Enfin, le subitizing est une quantification rapide, précise et exacte d’un ensemble d’éléments présenté pour une courte durée. Elle ne se limite qu’à un petit ensemble d’objets au maximum cinq (Mandler & Shebo, 1982). Avec l’âge, le rang du subitizing croît : les jeunes enfants ne sont capables de donner rapidement une quantité que pour les ensembles composés au maximum de trois objets (Mandler & Shebo, 1982), tandis que pour les adultes, le rang maximum est de cinq (Starkey & Cooper, 1995). Beaucoup d’auteurs s’intéressent à la nature de ce subitizing : s’agit-il d’un dénombrement très rapide (Gelman & Gallistel, 1986) ? Ou est-ce une méthode perceptuelle (Beckwith & Restle, 1966) ? Selon Mandler et Shebo (1982), le subitizing est la reconnaissance de configurations spatiales canoniques. Ainsi la quantité « un » serait reconnue sous la forme d’un point, deux points forment une ligne invisible, trois points un triangle. Quantifier quatre points serait plus compliqué car deux configurations canoniques sont possibles : un carré ou un triangle avec un point à l’intérieur. Au-delà de quatre quantités, le subitizing par reconnaissance de formes n’est plus possible car il existerait trop de possibilités de représentations canoniques. Le subitizing serait alors réalisé par dénombrement très rapide. Mais le subitizing et le dénombrement sont-ils deux processus complètement différents ?
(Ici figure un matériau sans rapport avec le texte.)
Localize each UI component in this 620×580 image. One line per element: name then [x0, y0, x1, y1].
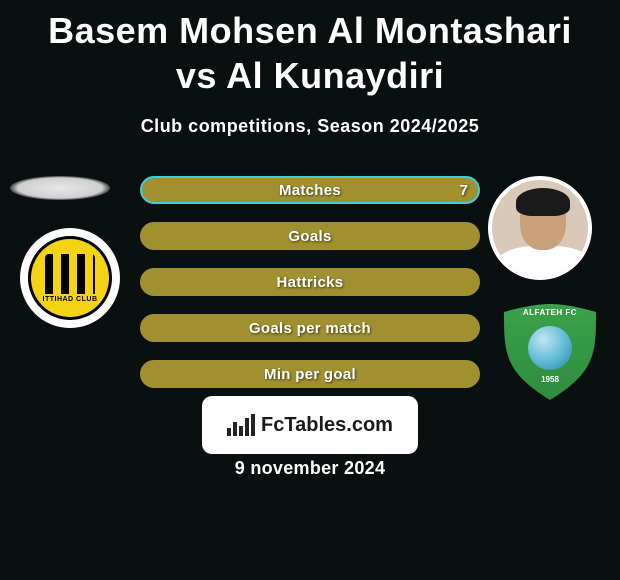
- player-left-photo-placeholder: [10, 176, 110, 200]
- chart-icon: [227, 414, 255, 436]
- player-right-photo: [488, 176, 592, 280]
- club-right-year: 1958: [500, 375, 600, 384]
- stat-label: Matches: [142, 182, 478, 199]
- club-left-label: ITTIHAD CLUB: [43, 296, 98, 303]
- stat-value-right: 7: [460, 182, 468, 199]
- club-left-badge: ITTIHAD CLUB: [20, 228, 120, 328]
- stat-label: Min per goal: [142, 366, 478, 383]
- source-badge: FcTables.com: [202, 396, 418, 454]
- stat-row: Matches7: [140, 176, 480, 204]
- subtitle: Club competitions, Season 2024/2025: [0, 116, 620, 137]
- stat-row: Goals per match: [140, 314, 480, 342]
- stat-row: Min per goal: [140, 360, 480, 388]
- club-right-label: ALFATEH FC: [500, 308, 600, 317]
- stat-label: Goals per match: [142, 320, 478, 337]
- stat-label: Hattricks: [142, 274, 478, 291]
- source-label: FcTables.com: [261, 414, 393, 437]
- stat-row: Hattricks: [140, 268, 480, 296]
- stat-label: Goals: [142, 228, 478, 245]
- club-right-badge: ALFATEH FC 1958: [500, 302, 600, 402]
- date-label: 9 november 2024: [0, 458, 620, 479]
- stats-table: Matches7 Goals Hattricks Goals per match Min…: [140, 176, 480, 406]
- page-title: Basem Mohsen Al Montashari vs Al Kunaydi…: [0, 0, 620, 98]
- stat-row: Goals: [140, 222, 480, 250]
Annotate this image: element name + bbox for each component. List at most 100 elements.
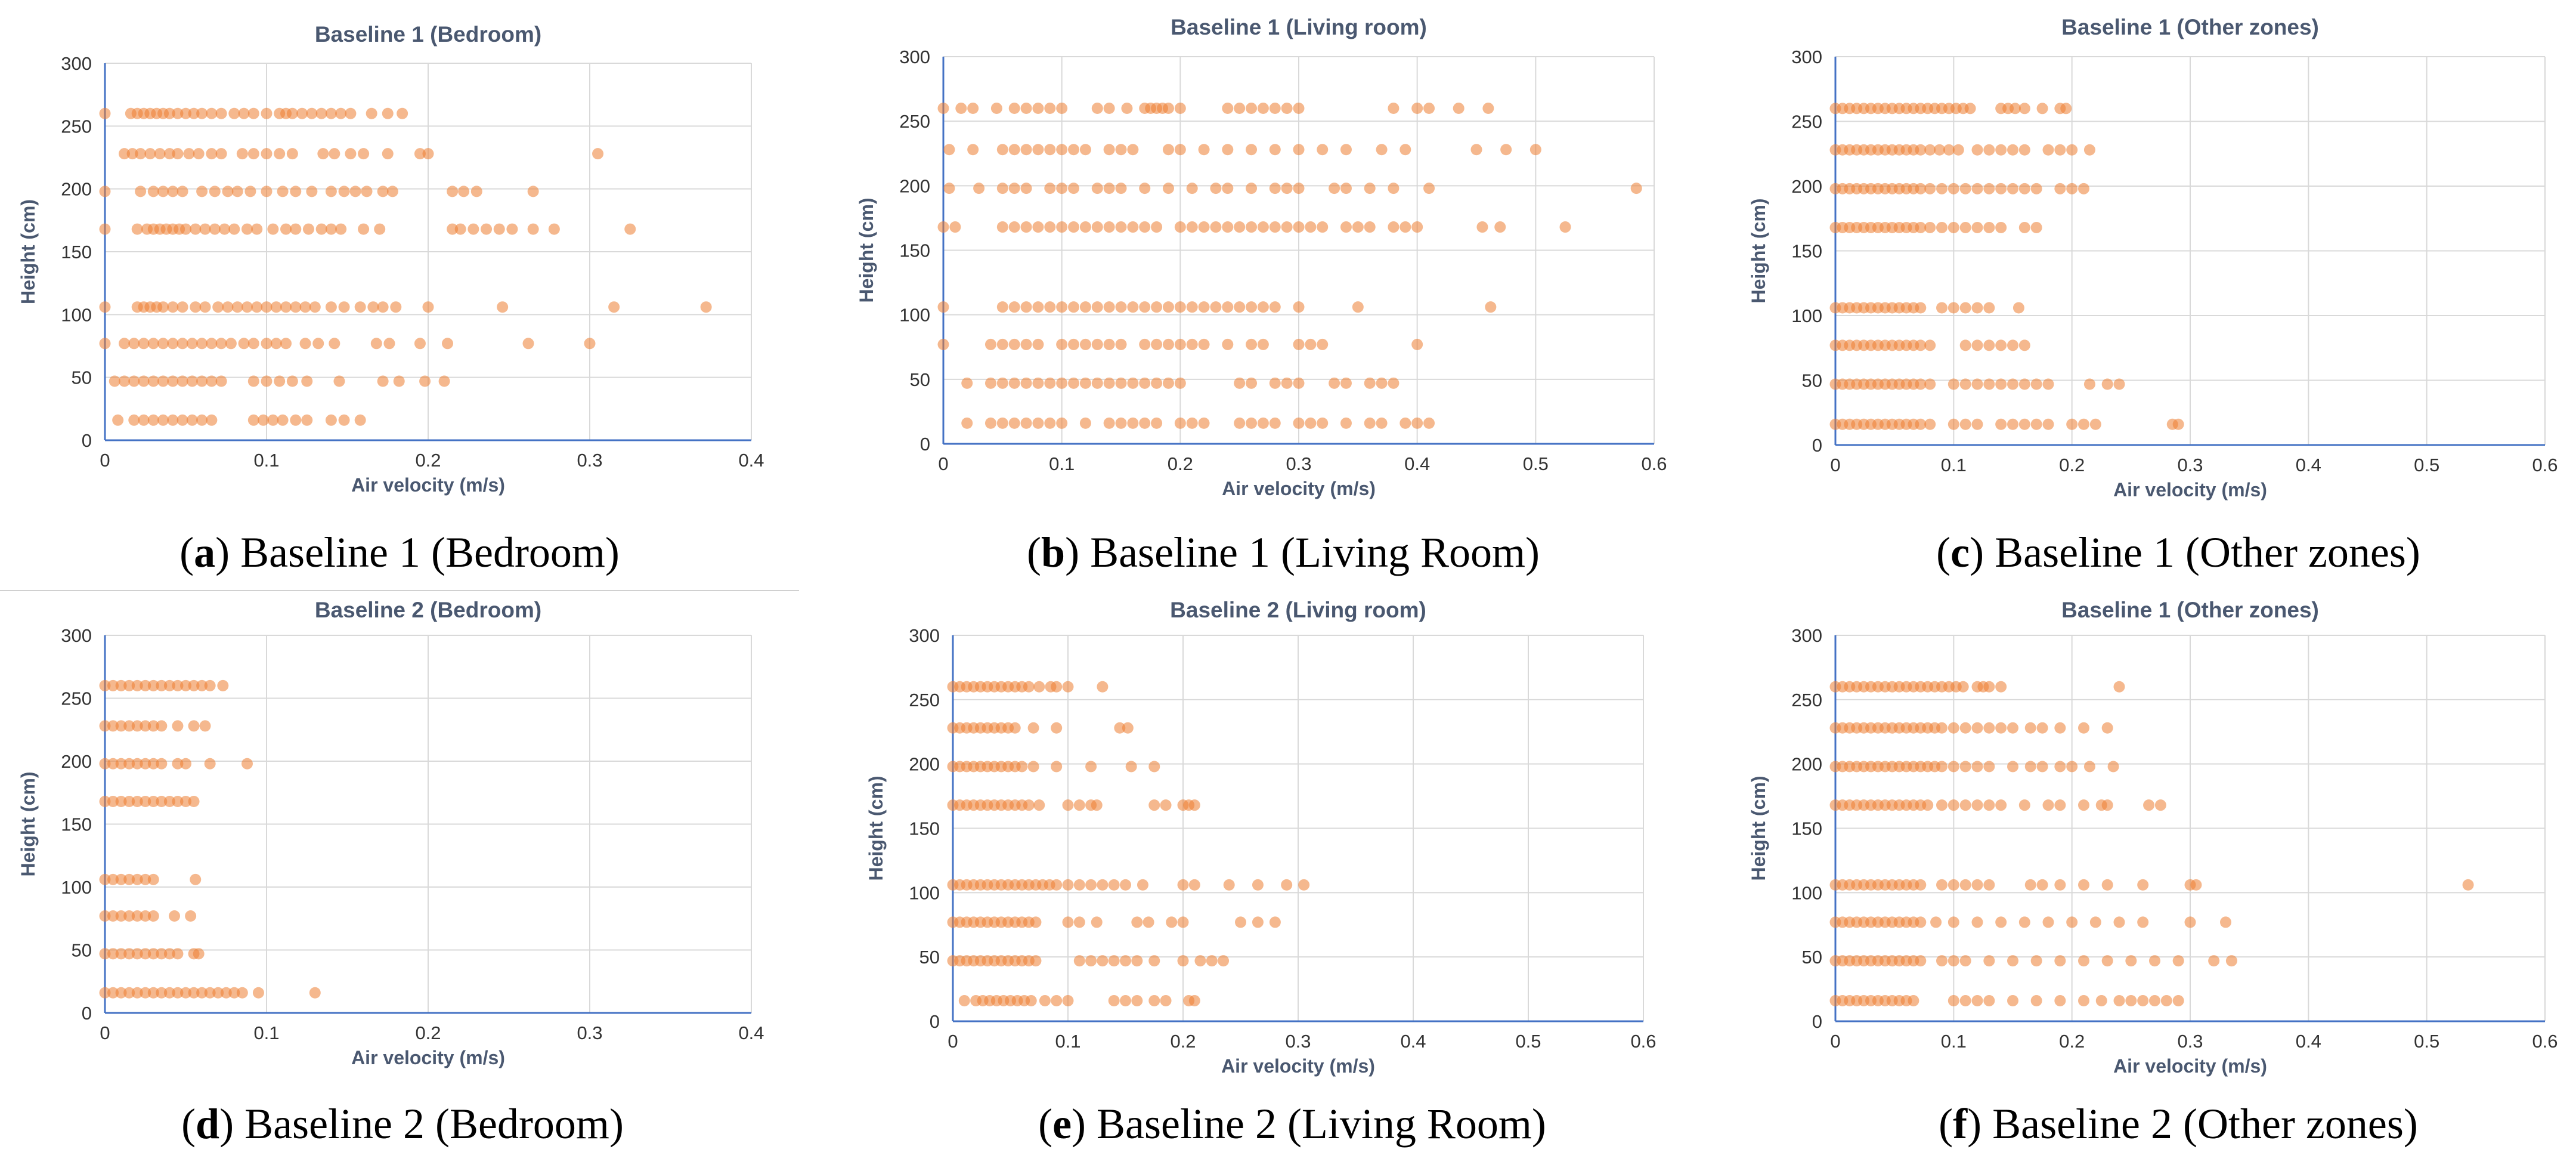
- data-point: [2083, 378, 2095, 390]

Distinguer le subitizing du dénombrement
Deux grands modèles existent pour différencier le subitizing du dénombrement : les modèles à voie unique et les modèles à double voie. Selon Gelman et Gallistel (1986), le subitizing serait un dénombrement très rapide et inconscient, sans utiliser de mots-nombres mais en utilisant des « numérons » non verbaux. Il n’existerait pas de distinction entre les deux.
Piazza et al. (2002) confirment cette hypothèse par leur observation anatomique : le subitizing ne serait pas lié à un mécanisme neuronal spécifique et non impliqué dans le dénombrement. Les mêmes régions neuronales seraient impliquées dans le subitizing et le dénombrement. Il existerait seulement un continuum dans l’intensité de l’activation selon le nombre d’éléments à quantifier (augmentation de l’activation si il y a plus d’éléments) et leur arrangement spatial (augmentation de l’activation si les éléments sont disposés de manière aléatoire, comparativement à une disposition canonique). Le dénombrement et le subitizing font donc appel à un processus commun.
Ces hypothèses ont été réfutées par d’autres auteurs. Il existerait bien deux processus neuronaux différents selon la taille de la numérosité à traiter (Beckwith & Restle, 1966 ; Demeyere & Humphrey, 2012 ; Vuokko et al., 2013). Pour expliquer cette distinction, certains auteurs définissent le subitizing comme une méthode mystérieuse mais très rapide et précise de quantification d’objets tandis que le dénombrement se fait par regroupement perceptuel (Beckwith & Restle, 1966).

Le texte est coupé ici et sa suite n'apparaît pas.